Lewis’s one-year plan turned into a two-and-a half-year struggle. There were many things she was not educated on. For example, homeowners usually spend one-third more than their initial budget. Also, a general contractor license does not make someone qualified to do any job. Many times the project stalled. Contractors didn’t finish work and weather interfered. Lewis also developed a serious illness and at one point, ran out of money.
Familial support, five contractors and two finished carpenters later, Lewis’s home was finally habitable. She realized she had been operating out of fear, not trust. Once Lewis gave up control and put complete faith in the universe, she was able to complete her project. Her personal mantra: “No matter how bad it looks; no matter how bad it feels; God is present here and only good can come of this situation.”
She admits that her job as Director of Greater Springfield Music Together motivated her during the building process. “Connecting families through music kept me going. At work, I didn’t think about anything else.”

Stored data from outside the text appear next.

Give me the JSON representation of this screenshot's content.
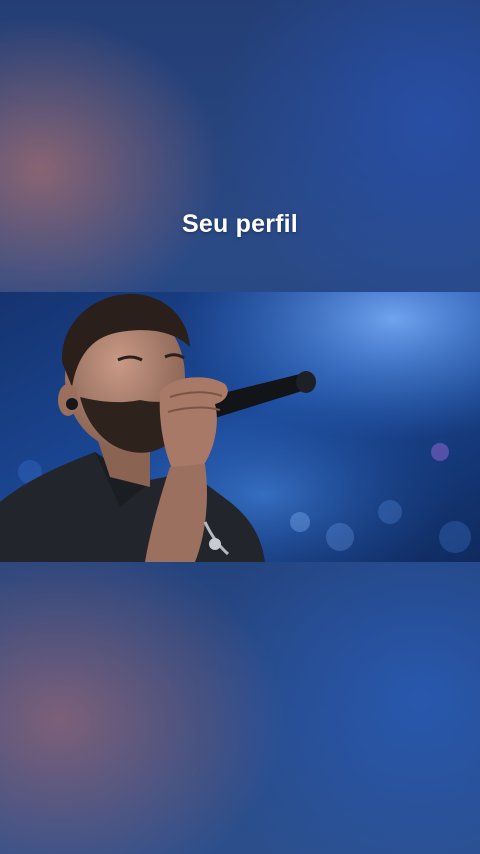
{
  "screen": {
    "overlay_title": "Seu perfil"
  },
  "video": {
    "scene": "singer-with-microphone-on-stage",
    "dominant_color": "#1c4a9a"
  }
}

Today, four years later, sunlight streams in, adding light and warmth year round. Lewis heats her home with an 18000 BTU propane fireplace keeping the temperature at 68 degrees during winter months. The house gradually heats up to 80 in the hottest summer months so she chooses not to air condition. Lewis’s home never gets below 50 degrees at night, even in subzero temperatures. Cement holds in heat but takes time to cure. Each year, she uses less heat. Without heat, her home would stay an average of 62-65 degrees year round.
Lewis’s home has become her every day inspiration. She decorates with her own pottery (as seen in photos 6 - 7), as well as recycled materials and furniture from resellers She designed her interior layout to maximize efficiency, building storage space into walls and adding an open living/workshop space upstairs. Even her dogs have a safe haven efficiently built into the stairs (as seen in photo 8).
Lewis plans on building a pottery studio in her garage. For now she rents a studio in the next town over. She created her space to share. Her first retreat for women was held at the end of April, where she incorporated yoga, massage, evolutionary circle and journey dancing at her peaceful setting.
Lewis wakes up feeling blessed every day in her tranquil abode. She says her journey in building her home changed her life in ways she could not have imagined. She is full of joy, peace and good health. She has connected with humanity and learned that we are all one. She urges artists to create their visions. “Be open and willing and never give up. The universe has got your back and will guide you on your life’s journey.”